This is absolutely possible, but as of writing our VCL framework doesnt have a full implementation of TBitmap. I have done a similar thing myself, where i use WASM to draw to a pixelbuffer, then quickly move that over to the DOM side of things for canvas work.
In my case I have implemented a fairly low-level pixel buffer with standard primitives (line, fillrect, rect, ellipse etc etc) and use that, but its not ready for public consumption just yet. The VCL framework is being worked on, so TBitmap will no doubt appear soon.
For your second question: Yes, the canvas has a draw method that takes an imagebuffer or image reference. So you can reference the canvas element from wasm, and hook into the events, and then change or perform effects there. Normally you would use CSS for smooth transitions.
As for loading pictures, that is already a standard part of JS/DOM so that is common functionality. Even though you use WASM, you want to take advantage of the browsers support for image formats and just load the images through ordinary channels there (and then you can push the data back into the wasm module).
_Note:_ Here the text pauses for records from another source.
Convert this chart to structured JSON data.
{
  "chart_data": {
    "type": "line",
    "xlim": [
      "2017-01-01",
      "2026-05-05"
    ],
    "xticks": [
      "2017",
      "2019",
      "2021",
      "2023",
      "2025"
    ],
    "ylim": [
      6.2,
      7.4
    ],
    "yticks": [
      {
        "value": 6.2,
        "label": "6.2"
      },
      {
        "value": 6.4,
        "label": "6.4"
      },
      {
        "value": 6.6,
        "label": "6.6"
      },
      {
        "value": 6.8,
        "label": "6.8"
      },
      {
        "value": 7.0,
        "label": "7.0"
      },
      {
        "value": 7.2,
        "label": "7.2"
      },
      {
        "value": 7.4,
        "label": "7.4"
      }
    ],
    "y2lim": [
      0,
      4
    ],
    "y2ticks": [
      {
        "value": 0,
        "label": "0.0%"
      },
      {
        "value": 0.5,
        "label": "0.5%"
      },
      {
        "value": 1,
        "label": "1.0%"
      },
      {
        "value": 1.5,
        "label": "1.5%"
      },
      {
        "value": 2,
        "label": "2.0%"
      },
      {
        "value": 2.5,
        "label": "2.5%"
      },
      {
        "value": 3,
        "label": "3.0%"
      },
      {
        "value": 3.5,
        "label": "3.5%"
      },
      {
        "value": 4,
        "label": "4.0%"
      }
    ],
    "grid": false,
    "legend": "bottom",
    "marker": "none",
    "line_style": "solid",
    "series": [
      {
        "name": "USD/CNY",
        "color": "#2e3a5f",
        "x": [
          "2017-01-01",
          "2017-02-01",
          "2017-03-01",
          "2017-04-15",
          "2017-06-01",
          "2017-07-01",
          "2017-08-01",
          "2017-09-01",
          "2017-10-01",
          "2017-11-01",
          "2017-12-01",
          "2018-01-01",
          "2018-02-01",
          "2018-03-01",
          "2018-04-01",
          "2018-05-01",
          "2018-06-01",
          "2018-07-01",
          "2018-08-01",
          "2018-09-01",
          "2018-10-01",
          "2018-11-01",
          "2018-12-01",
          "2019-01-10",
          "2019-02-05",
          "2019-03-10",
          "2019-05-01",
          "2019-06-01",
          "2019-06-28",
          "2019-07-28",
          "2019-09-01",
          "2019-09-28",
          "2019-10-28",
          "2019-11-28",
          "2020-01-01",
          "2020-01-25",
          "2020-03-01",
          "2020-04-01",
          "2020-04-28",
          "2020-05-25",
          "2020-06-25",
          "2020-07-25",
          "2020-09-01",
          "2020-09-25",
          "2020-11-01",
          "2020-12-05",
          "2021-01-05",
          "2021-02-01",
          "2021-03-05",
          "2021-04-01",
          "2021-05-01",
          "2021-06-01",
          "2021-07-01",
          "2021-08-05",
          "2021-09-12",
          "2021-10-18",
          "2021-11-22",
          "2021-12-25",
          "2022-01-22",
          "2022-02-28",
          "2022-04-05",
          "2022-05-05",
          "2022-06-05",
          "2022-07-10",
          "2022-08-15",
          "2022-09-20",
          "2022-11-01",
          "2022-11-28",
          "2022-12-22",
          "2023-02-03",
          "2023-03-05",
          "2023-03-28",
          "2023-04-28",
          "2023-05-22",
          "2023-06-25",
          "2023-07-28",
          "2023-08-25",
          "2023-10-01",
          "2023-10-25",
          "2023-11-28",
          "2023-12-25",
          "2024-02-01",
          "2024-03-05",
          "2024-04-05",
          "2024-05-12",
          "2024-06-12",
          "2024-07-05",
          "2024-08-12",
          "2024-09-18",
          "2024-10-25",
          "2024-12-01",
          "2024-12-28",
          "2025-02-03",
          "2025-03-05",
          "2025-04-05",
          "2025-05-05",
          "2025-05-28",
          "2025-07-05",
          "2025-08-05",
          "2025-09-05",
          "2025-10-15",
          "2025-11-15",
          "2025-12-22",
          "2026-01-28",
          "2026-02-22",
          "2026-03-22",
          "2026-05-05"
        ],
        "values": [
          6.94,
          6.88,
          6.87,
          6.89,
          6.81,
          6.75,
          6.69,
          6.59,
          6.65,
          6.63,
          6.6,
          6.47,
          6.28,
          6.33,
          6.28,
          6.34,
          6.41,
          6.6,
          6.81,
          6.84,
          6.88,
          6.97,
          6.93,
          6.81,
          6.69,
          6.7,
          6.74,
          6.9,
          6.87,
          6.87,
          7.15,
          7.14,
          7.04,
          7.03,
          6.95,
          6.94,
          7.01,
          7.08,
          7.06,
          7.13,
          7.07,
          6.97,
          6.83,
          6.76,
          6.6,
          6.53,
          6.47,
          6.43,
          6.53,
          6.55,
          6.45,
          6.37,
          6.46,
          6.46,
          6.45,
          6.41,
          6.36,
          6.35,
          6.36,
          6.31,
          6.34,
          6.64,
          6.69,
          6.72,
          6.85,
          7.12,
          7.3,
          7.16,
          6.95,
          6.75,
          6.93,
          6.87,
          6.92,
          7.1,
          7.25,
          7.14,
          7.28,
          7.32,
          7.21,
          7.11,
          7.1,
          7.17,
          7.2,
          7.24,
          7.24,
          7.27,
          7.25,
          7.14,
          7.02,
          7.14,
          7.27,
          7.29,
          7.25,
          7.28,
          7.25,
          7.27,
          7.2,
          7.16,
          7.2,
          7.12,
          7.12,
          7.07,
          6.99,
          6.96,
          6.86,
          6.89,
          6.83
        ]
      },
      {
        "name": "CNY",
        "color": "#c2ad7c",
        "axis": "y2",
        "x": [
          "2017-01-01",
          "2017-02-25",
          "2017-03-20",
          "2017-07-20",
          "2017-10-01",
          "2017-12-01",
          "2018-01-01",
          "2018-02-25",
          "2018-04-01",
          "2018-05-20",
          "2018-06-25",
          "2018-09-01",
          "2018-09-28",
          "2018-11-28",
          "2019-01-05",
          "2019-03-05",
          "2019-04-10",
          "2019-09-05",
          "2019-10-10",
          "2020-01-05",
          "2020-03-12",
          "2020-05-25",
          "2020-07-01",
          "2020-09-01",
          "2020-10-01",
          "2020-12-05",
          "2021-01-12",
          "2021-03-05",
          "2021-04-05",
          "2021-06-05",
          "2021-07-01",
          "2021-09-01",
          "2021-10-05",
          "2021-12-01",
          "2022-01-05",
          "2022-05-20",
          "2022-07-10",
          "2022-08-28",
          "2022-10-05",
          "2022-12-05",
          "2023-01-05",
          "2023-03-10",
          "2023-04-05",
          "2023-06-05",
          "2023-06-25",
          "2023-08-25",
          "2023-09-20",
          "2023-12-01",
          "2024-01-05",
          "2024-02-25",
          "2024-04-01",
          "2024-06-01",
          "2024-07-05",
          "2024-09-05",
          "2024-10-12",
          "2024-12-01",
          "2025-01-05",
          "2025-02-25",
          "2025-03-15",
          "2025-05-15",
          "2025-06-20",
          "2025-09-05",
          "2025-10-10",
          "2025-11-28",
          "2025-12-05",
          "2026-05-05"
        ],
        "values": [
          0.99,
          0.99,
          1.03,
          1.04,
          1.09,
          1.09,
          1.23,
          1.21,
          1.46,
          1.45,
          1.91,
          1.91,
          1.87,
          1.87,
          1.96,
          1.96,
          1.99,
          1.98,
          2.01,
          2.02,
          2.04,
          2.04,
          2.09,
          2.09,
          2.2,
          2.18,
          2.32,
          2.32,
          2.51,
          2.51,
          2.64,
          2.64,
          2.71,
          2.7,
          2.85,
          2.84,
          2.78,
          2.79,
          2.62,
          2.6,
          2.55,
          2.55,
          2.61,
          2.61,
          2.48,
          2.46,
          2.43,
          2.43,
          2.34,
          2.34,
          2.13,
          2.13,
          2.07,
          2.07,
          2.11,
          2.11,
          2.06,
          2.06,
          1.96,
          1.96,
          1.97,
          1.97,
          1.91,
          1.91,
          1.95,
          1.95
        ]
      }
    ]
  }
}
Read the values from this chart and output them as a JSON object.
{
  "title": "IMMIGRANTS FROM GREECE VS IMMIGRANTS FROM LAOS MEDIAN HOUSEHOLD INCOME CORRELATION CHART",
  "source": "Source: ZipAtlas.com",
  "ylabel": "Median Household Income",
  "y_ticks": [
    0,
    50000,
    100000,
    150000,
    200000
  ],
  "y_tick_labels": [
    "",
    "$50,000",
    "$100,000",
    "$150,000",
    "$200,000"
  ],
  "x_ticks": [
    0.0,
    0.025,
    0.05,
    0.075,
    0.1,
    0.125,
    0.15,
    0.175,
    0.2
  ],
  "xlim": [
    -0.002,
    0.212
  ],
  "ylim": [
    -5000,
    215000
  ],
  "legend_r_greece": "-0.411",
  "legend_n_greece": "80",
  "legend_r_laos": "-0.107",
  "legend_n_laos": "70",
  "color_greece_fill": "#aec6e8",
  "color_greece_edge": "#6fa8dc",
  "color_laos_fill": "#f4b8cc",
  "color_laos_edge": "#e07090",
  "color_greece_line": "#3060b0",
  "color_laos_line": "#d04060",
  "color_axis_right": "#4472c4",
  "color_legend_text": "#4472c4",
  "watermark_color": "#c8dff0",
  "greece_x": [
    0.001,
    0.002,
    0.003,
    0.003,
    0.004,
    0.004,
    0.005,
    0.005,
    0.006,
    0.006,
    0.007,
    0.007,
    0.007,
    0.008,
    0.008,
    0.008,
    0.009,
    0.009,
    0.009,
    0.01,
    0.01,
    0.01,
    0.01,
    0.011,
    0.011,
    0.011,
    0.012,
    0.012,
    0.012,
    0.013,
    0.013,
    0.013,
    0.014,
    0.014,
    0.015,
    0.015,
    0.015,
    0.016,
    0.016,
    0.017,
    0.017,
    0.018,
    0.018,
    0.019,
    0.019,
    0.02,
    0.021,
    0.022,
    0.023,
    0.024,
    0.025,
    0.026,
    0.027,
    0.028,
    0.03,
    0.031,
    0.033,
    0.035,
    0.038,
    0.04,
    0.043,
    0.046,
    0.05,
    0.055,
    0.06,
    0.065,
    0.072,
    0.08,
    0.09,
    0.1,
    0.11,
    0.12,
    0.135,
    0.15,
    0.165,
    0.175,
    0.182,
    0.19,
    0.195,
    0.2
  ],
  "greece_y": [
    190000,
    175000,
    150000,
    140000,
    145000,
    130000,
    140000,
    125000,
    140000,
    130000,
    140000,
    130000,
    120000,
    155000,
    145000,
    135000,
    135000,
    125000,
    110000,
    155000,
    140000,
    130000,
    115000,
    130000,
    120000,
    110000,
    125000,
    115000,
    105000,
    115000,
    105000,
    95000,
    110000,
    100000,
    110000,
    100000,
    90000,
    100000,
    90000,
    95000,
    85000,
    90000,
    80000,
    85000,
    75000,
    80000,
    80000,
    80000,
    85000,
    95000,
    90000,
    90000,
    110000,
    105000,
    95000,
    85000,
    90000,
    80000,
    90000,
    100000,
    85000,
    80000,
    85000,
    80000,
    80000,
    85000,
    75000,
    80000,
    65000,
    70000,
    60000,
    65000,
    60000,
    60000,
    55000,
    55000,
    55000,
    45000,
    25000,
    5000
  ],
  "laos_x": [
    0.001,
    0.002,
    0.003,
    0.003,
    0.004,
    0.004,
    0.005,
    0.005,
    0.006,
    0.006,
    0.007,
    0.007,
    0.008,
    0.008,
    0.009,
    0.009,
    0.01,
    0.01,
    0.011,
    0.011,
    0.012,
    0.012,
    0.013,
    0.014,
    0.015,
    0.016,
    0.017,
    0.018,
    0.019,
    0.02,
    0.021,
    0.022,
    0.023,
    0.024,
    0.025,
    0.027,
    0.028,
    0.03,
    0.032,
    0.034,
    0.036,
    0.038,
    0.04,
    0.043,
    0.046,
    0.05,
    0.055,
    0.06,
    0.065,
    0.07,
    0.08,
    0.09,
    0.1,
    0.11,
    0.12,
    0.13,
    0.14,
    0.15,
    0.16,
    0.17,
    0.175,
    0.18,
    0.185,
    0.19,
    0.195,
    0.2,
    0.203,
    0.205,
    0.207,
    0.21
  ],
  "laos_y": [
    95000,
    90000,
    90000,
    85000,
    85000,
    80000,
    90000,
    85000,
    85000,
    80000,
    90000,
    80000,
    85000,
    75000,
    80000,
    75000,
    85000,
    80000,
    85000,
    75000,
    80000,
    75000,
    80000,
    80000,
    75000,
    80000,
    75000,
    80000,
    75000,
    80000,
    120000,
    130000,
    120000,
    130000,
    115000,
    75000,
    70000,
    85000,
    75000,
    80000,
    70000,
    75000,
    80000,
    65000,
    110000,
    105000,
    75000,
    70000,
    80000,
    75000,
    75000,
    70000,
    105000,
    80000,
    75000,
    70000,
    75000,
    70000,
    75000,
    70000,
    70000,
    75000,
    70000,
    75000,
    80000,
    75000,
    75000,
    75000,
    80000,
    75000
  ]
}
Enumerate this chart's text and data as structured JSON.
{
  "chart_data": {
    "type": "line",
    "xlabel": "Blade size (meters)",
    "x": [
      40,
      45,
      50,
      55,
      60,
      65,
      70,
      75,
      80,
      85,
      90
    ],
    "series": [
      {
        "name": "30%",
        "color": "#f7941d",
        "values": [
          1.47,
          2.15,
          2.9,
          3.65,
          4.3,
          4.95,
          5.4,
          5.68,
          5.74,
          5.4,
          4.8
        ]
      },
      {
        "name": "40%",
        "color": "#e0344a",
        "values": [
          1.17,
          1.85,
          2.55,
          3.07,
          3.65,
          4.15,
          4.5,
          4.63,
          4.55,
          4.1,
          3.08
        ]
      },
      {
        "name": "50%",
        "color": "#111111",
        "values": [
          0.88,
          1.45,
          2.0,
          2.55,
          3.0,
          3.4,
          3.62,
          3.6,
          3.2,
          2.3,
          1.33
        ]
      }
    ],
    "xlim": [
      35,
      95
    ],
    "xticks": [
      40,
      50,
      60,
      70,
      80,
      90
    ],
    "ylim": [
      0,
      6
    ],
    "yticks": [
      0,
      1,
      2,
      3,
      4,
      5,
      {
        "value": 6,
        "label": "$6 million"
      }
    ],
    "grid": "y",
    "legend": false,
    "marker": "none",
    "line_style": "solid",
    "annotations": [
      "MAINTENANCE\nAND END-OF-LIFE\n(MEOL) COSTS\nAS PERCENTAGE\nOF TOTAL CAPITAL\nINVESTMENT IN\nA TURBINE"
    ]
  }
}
WASM is binary and can have data yes, but you dont want to embed data into the module, thats not how the JS/Browser world works (you want to be compatible with the infrastructure JS devs use, especially in a commercial product). WASM code can quickly become big, so unloading common tasks like this to the JS side is the best approach (imho). Implementing raw image codec’s as a part of wasm - when they already exists as a part of the browser would be time consuming and non productive.